“Do you want to be a student leader?”

I had been walking along, enjoying the spring and minding my own business, when the man behind the plastic table asked me that question. The table was covered in pamphlets; he was hawking some leadership conference.

Mystified, I replied, “Well, I don’t know. What does it mean to be a student leader?”

He blinked, shrugged, shuffled and turned to another passerby: “Do you want to be a student leader?”

“Yes …” came the passerby’s intrigued reply.

Another victim of the allure of “leaderliness.”

Leaderliness — the seductive surface characteristics of leadership — seems to be in ample supply on campus.

And leaderliness isn’t just about esoteric conferences. A few weeks ago I attended an entrepreneurially flavored technology lecture. The lecture was followed by a reception, during which it emerged that over half the audience was there to recruit for their business startups. Yet not a single person was interested in participating in anybody else’s startups. So everyone went home disappointed.

This is silly.

Our over-emphasis on leaderliness — on organizing other people, on affixing “President” or “Founder” labels in front of our names, on basking in popular acclaim — gets in the way of actual progress toward goals.

The problem extends beyond tech entrepreneurship and into the Yale College Council, the Undergraduate Organizations Funding Committee and their ilk. Over the last two years I’ve had a vantage point — an appointed seat on the UOFC board — to witness the results of student-government elections.
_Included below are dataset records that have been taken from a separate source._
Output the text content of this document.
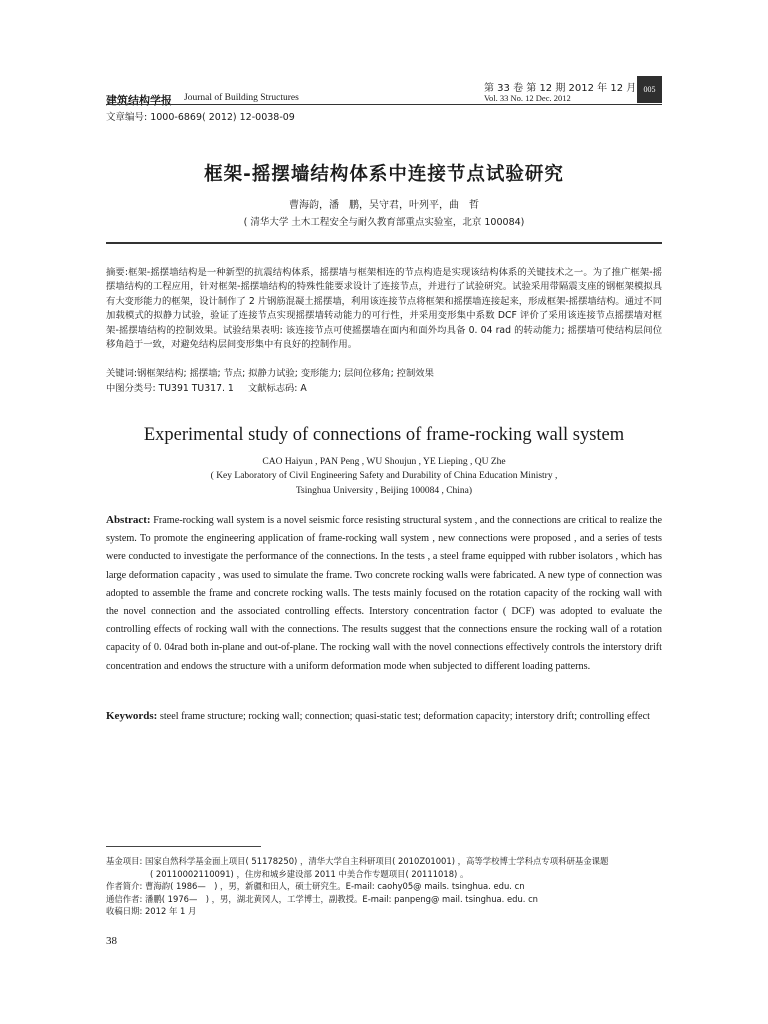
建筑结构学报 Journal of Building Structures
第 33 卷 第 12 期 2012 年 12 月
Vol. 33 No. 12 Dec. 2012
005
文章编号: 1000-6869( 2012) 12-0038-09
框架-摇摆墙结构体系中连接节点试验研究
曹海韵，潘　鹏，吴守君，叶列平，曲　哲
( 清华大学 土木工程安全与耐久教育部重点实验室，北京 100084)
摘要:框架-摇摆墙结构是一种新型的抗震结构体系，摇摆墙与框架相连的节点构造是实现该结构体系的关键技术之一。为了推广框架-摇摆墙结构的工程应用，针对框架-摇摆墙结构的特殊性能要求设计了连接节点，并进行了试验研究。试验采用带隔震支座的钢框架模拟具有大变形能力的框架，设计制作了 2 片钢筋混凝土摇摆墙，利用该连接节点将框架和摇摆墙连接起来，形成框架-摇摆墙结构。通过不同加载模式的拟静力试验，验证了连接节点实现摇摆墙转动能力的可行性，并采用变形集中系数 DCF 评价了采用该连接节点摇摆墙对框架-摇摆墙结构的控制效果。试验结果表明: 该连接节点可使摇摆墙在面内和面外均具备 0. 04 rad 的转动能力; 摇摆墙可使结构层间位移角趋于一致，对避免结构层间变形集中有良好的控制作用。
关键词:钢框架结构; 摇摆墙; 节点; 拟静力试验; 变形能力; 层间位移角; 控制效果
中图分类号: TU391 TU317. 1 文献标志码: A
Experimental study of connections of frame-rocking wall system
CAO Haiyun , PAN Peng , WU Shoujun , YE Lieping , QU Zhe
( Key Laboratory of Civil Engineering Safety and Durability of China Education Ministry ,
Tsinghua University , Beijing 100084 , China)
Abstract: Frame-rocking wall system is a novel seismic force resisting structural system , and the connections are critical to realize the system. To promote the engineering application of frame-rocking wall system , new connections were proposed , and a series of tests were conducted to investigate the performance of the connections. In the tests , a steel frame equipped with rubber isolators , which has large deformation capacity , was used to simulate the frame. Two concrete rocking walls were fabricated. A new type of connection was adopted to assemble the frame and concrete rocking walls. The tests mainly focused on the rotation capacity of the rocking wall with the novel connection and the associated controlling effects. Interstory concentration factor ( DCF) was adopted to evaluate the controlling effects of rocking wall with the connections. The results suggest that the connections ensure the rocking wall of a rotation capacity of 0. 04rad both in-plane and out-of-plane. The rocking wall with the novel connections effectively controls the interstory drift concentration and endows the structure with a uniform deformation mode when subjected to different loading patterns.
Keywords: steel frame structure; rocking wall; connection; quasi-static test; deformation capacity; interstory drift; controlling effect

基金项目: 国家自然科学基金面上项目( 51178250) ，清华大学自主科研项目( 2010Z01001) ，高等学校博士学科点专项科研基金课题

( 20110002110091) ，住房和城乡建设部 2011 中美合作专题项目( 20111018) 。

作者简介: 曹海韵( 1986—　) ，男，新疆和田人，硕士研究生。E-mail: caohy05@ mails. tsinghua. edu. cn

通信作者: 潘鹏( 1976—　) ，男，湖北黄冈人，工学博士，副教授。E-mail: panpeng@ mail. tsinghua. edu. cn

收稿日期: 2012 年 1 月

38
Occasionally a campaign promise comes to fruition (Bryan Twarek ’10, this year’s UOFC chair, has been unusually good at that), but, once elected, students generally become preoccupied by their week-to-week activities and falter on their bigger goals.
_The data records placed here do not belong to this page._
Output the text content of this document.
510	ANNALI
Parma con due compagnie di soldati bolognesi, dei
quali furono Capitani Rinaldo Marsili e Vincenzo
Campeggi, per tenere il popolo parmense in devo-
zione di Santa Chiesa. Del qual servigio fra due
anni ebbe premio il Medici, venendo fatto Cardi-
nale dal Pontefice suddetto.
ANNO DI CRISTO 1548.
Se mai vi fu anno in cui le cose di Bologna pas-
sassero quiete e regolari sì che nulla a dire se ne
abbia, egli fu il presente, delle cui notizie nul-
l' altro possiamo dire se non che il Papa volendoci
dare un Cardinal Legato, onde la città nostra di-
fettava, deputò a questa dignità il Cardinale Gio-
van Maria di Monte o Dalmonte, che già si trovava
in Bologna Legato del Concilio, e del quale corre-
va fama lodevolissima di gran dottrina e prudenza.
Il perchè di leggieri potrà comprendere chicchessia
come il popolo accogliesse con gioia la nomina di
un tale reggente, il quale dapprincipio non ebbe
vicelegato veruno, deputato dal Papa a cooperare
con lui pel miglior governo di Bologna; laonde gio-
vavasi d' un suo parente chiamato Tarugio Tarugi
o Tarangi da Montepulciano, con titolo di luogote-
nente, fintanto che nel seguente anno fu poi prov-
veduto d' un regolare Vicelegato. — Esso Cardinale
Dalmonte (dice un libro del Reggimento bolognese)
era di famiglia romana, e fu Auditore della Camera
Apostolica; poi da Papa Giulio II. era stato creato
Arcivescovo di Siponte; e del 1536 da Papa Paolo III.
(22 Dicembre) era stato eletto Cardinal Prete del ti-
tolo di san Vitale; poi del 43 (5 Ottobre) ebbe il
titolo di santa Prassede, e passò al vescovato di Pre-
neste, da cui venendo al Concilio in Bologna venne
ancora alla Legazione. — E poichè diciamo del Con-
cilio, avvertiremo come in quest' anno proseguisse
It’s interesting to go back and read the campaign platforms of bygone officers. In the last two years, the News lauded one winning candidate’s platform of “eliminating the deadline for Credit/D/Fail conversion to grades, expanding the residential college seminar program through outreach to more potential instructors and pursuing a late-night dining schedule for at least one residential college dining hall.” Another winning candidate was endorsed for his goals of “working toward gender-neutral housing, revamping senseless dining-hall policies [and] enhancing study-abroad programs.” As it turned out, the YCC was unable (at least as far as I can tell) to significantly sway University policy on any of these ideas.

I don’t mean to pick on those particular officers, though; extremely well-intentioned campaign promises perennially fall by the wayside. That’s partly because campaign promises usually spring from youthful optimism or campaign calculus, not careful analysis.

But there’s another reason: While certainly well-intentioned, candidates don’t often run to achieve concrete goals for students or the University — they run to be leaderly. And, once elected, they often bask in their leaderliness rather than focus on their stated goals.

For too many, it seems that leaderliness is an end unto itself.

The prevalence of this misconception is not surprising. The problem is practically in the water. Take President Levin’s address to freshmen at the start of this academic year. Levin used the words “leader,” “lead” and “leadership” 16 times. “Citizen” and “participate” appeared zero and one time, respectively. Freshmen walked away with the presidential words echoing in their ears: “I would also encourage each of you to be a leader.”

Levin’s remarks had a constructive facet. The address hit the core when Levin said, “True leadership means drawing the best out of others and inspiring them toward a worthy goal.” That’s a good definition — there’s nothing in it about getting others to enact one’s will, getting elected or appointed to some office, or even getting public recognition. True leadership is about attending to other people and building toward shared objectives.

It’s getting on that time of the year when undergraduates will start running for student government. If you, dear reader, are an undergraduate with objectives for Yale and the ability to pay attention to those around you, please consider throwing your hat in the ring.

If you think that $5,000 parties are a tragic waste of the University’s money, please consider going in.

If you think that $5,000 parties are the lifeblood of the undergraduate community, please consider going in.

If you want Yale to be a place where quirky ideas are easily funded while mainstream parties fend for themselves, please consider going in.

If you want Yale to be a place where dance parties flourish and eccentric projects find their own way, please consider going in.

But if you want nothing more than a trivial title and a modicum of aimless power, please stay the heck out.

Justin Kosslyn is a senior in Ezra Stiles College.